Monday, August 26, 2019

Flowers of the air

When you first step foot into the towering majestic Eucalyptus tree grove in Pismo Beach, you feel slightly disappointed as all you see is, well...just trees. But hold on...there's glittering flashes of orange all around you as well- camouflaged butterflies start fluttering over your head and you stand there just mesmerized with a stupid grin on your face...or was that just me!!

Western Monarches, my favorite of all the jewel-toned butterflies, migrate thousands of miles seeking shelter from the freezing northern winters and make a pit stop at Pismo Beach each year starting in late October. They cluster on the Eucalyptus limbs, hanging by the hundreds in an electrifying curtain of orange! I read that helps protect them from rain, wind and predators as well as providing warmth for the group! They estimate that over 20,000 butterflies migrate through that area in a single season!! That's pretty darn impressive for sure!!

Some fun facts:

Monarch weigh less than 1 gram!! Seriously?!!!

The Monarchs that visit Pismo Beach are of a different variety and have a life span of 6 months as opposed to that of the common Monarch which only lives 6 weeks.

Monarchs will lay around 1,000 eggs in their tiny 6 month lifetime...WOW!! After having 2 kids I was done...maybe laying eggs is easier...just saying!!

Winging it (c) 2019  13.5x8.75 colored pencil drawing

Tuesday, April 30, 2019

Up at the quack of dawn

Up at the Quack of Dawn (c) 2019 17.5x13 $1825.00

Through the years I have hiked and photographed this beautiful trail in Pasadena, CA called Lower Arroyo Seco, meaning "dry stream" in Spanish. The trail leads you under the magnificent Colorado Boulevard Bridge, which is the only local bridge listed on the National Register of Historic Places, built in 1913. 

Just south of the bridge is where a small pond resided brimming with countless Mallard ducks and their adorable ducklings!

The Devils Gate damn, just north of this lovely area is where the problem began this year for the Lower Arroyo Seco area. A four year renovation project launched, plowing down 70 acres of enhanced habitat for wildlife due to LA County neglecting this area for years, allowing non-native and invasive plant species to thrive. Their plan is to remove 1.7 million cubic yards of sediment, with 400 trucks moving through this area per day for the next 4 years. It is said by many that the amount of sediment removed will harm a delicate ecosystem housing endangered and sensitive wildlife...yup it certainly has!

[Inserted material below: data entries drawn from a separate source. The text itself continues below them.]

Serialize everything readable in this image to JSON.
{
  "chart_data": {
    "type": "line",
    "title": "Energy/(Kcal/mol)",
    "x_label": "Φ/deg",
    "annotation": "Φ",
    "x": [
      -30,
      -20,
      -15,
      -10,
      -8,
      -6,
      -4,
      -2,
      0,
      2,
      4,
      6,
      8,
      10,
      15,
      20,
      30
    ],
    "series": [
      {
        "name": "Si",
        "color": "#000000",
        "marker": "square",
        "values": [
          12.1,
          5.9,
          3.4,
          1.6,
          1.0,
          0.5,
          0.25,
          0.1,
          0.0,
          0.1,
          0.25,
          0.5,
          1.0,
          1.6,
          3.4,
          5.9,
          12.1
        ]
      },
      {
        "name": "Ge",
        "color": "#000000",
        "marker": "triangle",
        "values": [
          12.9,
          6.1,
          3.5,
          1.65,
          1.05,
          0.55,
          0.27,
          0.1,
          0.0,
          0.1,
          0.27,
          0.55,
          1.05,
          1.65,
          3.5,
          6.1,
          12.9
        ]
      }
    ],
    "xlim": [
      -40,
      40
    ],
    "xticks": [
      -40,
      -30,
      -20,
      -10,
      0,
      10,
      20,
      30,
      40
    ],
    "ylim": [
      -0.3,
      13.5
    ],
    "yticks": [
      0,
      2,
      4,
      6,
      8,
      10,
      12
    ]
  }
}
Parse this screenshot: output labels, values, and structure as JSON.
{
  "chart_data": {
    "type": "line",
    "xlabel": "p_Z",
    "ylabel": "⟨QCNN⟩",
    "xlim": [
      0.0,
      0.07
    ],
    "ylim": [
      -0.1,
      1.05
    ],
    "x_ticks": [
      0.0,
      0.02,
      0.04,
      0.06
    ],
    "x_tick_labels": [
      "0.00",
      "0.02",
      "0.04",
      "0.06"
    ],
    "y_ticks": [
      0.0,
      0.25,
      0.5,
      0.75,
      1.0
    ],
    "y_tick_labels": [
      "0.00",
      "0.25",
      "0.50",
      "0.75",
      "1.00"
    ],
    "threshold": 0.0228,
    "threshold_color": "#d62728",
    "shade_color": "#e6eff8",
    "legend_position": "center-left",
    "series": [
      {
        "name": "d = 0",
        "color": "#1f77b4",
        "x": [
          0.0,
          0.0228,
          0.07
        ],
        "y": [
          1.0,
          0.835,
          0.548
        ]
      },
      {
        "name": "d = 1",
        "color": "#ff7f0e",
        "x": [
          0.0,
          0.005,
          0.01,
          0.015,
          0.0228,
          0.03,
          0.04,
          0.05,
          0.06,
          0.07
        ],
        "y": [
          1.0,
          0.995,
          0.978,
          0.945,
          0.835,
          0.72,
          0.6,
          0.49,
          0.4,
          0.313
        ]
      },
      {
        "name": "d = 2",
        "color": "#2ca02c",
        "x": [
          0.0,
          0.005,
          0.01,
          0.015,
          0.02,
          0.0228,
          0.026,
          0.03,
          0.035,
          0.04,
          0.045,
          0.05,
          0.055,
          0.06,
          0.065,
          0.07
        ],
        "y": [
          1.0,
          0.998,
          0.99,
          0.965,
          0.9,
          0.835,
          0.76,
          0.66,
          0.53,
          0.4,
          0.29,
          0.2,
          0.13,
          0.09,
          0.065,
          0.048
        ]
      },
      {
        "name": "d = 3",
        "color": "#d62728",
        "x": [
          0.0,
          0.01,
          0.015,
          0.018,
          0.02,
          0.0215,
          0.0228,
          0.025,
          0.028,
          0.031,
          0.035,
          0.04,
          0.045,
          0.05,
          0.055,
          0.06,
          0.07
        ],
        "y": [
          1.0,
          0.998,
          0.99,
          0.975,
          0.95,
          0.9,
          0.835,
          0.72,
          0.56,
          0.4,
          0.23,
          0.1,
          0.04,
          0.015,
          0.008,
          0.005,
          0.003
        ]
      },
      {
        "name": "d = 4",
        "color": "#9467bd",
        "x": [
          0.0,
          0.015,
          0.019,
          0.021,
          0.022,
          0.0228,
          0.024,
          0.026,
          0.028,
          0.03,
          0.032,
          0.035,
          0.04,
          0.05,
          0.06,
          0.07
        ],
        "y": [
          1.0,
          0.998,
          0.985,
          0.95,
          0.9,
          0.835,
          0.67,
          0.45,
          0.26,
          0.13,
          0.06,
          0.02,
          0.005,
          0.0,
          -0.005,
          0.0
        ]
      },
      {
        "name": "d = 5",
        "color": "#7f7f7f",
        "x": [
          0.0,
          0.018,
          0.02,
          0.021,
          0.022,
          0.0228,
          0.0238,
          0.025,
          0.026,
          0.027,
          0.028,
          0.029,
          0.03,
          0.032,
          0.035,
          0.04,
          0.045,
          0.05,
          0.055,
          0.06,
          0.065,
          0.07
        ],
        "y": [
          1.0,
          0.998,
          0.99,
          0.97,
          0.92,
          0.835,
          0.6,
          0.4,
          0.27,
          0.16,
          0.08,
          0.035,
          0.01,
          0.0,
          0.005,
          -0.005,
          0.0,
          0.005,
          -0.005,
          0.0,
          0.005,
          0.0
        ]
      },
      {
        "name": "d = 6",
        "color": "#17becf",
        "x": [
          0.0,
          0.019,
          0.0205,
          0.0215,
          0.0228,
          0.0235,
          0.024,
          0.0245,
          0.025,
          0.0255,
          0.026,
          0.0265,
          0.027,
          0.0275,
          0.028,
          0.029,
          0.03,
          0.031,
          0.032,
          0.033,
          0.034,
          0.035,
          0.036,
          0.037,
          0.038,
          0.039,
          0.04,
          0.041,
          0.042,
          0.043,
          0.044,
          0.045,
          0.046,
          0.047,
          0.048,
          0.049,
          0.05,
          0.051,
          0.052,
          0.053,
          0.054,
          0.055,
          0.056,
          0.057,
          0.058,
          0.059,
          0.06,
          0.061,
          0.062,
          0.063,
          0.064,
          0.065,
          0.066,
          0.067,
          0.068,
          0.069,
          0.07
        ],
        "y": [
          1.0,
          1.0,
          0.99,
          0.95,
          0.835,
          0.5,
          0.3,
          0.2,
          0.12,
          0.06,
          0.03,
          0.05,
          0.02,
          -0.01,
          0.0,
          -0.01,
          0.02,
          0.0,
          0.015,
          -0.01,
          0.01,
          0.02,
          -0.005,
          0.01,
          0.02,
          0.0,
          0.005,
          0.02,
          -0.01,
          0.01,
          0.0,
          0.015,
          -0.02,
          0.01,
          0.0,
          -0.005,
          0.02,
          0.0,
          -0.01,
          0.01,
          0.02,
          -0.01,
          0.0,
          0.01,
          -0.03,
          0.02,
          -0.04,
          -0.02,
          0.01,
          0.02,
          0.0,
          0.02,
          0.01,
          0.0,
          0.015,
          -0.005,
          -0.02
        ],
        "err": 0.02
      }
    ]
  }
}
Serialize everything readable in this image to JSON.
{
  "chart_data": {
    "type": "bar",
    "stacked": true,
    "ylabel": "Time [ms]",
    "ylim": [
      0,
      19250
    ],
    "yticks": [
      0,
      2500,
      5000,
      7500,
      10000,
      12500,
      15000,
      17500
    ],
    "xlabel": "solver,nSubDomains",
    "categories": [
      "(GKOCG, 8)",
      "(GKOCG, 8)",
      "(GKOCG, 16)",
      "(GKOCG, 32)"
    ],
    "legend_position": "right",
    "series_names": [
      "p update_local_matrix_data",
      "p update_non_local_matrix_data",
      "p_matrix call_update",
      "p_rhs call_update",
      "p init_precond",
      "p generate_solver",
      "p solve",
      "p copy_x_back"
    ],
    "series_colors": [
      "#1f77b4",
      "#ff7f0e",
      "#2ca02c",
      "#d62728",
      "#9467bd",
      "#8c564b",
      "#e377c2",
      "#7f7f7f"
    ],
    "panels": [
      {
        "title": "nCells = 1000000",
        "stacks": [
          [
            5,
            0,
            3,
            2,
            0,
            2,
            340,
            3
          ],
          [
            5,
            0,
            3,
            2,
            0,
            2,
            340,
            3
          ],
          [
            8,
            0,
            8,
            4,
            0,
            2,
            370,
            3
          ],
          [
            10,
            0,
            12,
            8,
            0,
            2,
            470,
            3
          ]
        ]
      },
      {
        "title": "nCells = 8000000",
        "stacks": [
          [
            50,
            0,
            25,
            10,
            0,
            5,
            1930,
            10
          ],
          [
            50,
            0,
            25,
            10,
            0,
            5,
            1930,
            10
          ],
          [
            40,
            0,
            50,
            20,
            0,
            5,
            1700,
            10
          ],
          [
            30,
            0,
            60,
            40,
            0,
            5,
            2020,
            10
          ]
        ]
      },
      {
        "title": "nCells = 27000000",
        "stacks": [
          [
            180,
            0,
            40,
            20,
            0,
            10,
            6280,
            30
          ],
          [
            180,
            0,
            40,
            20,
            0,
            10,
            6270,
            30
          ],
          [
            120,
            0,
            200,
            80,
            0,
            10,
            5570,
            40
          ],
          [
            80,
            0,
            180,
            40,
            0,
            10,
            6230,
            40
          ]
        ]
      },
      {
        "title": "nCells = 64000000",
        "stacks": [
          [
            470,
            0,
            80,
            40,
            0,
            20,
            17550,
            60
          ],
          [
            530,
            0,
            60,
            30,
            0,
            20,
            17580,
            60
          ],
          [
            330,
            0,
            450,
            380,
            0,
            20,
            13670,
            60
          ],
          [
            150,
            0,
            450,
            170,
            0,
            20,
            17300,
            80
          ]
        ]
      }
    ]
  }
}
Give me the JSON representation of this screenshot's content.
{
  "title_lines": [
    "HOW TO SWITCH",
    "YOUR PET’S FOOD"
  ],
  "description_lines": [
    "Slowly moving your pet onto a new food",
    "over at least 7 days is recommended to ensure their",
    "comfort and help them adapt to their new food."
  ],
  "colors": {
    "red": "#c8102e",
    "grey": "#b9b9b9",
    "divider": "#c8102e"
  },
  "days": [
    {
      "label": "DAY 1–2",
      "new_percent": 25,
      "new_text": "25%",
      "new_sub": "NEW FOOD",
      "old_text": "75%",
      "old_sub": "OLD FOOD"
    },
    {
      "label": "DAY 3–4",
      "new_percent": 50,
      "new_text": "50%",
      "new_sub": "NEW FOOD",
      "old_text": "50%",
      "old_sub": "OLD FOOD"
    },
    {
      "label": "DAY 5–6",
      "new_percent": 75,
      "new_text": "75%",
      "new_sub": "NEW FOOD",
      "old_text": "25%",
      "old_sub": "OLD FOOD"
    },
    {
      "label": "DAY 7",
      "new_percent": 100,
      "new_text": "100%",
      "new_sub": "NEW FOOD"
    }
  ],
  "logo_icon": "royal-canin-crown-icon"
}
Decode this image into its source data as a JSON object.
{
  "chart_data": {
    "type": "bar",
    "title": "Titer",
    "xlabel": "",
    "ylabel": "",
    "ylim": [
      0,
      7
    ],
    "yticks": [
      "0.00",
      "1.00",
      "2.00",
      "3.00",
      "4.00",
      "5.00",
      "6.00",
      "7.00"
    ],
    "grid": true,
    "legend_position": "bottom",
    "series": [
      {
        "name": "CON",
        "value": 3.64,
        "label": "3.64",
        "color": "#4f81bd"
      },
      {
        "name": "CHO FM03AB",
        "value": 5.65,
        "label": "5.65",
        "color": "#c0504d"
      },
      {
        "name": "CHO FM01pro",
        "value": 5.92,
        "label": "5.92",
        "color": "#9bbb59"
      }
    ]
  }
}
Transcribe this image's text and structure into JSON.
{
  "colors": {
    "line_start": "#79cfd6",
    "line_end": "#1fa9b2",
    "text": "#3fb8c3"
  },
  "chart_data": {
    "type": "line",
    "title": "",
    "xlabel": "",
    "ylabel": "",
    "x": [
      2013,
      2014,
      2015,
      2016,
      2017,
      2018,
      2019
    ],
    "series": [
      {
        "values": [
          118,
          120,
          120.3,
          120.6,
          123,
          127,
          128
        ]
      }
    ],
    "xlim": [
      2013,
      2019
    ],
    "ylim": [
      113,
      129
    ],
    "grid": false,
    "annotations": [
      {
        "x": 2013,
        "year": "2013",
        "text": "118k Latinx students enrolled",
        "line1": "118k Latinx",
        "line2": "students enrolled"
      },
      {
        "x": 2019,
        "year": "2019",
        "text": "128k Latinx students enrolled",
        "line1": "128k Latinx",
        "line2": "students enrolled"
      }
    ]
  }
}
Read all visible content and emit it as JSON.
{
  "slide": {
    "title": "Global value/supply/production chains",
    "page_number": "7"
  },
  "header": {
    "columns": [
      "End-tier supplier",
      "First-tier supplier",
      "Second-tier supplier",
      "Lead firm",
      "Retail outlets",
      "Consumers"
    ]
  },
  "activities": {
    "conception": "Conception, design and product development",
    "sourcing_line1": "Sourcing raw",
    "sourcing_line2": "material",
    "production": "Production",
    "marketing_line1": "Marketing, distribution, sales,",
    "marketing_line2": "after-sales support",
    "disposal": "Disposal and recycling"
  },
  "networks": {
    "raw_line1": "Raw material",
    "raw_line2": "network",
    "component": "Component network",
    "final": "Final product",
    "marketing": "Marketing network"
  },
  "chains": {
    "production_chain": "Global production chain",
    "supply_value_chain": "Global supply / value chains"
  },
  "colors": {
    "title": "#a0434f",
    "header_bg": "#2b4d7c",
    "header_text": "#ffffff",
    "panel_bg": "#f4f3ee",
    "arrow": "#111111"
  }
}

With the abundance of rain we received this year, it caused all that loose sediment and soil to flow down and fill up that pond where I took the photo for this drawing. I hardly even recognized the area when I went there a few weeks lonely drake left by himself, all the others had fled apparently. 

So, this drawing I created has great meaning to me more than ever and symbolizes what we lost. 

This is what it looked like weeks ago, just a small waterway going through...once the weather gets hot I'm not sure even this will be there. And certainly no more ducks or herons will be there.

My great hope is that 4 years down the line this precious area will be restored and waterfowl and other native wildlife will once again return. I really miss those ducklings!

Thursday, March 21, 2019

Over the river and through the woods.

Wade in the Stillness
Collection of Memories
Stories to be told

~Kathryn Hansen~

Power to the Pebble (c) Kathryn Hansen 17x11.75 $1720

On the hiking trail in La Canada, CA with my dog Indie.

Tuesday, February 12, 2019

He drives everyone nuts!

Wilderness Retreet (c) Kathryn Hansen 9.5x20
Despite Chippy McNutters diminutive size, he was pretty much a big shot in his neck of the woods as he could gather up to 165 acorns on a good day. His furry friends however were starting to have concerns about Chippy's hoarding problem. Intervention seemed inevitable. Luckily for Chippy hibernation season was right around the corner so he was able to skirt the issue till Spring!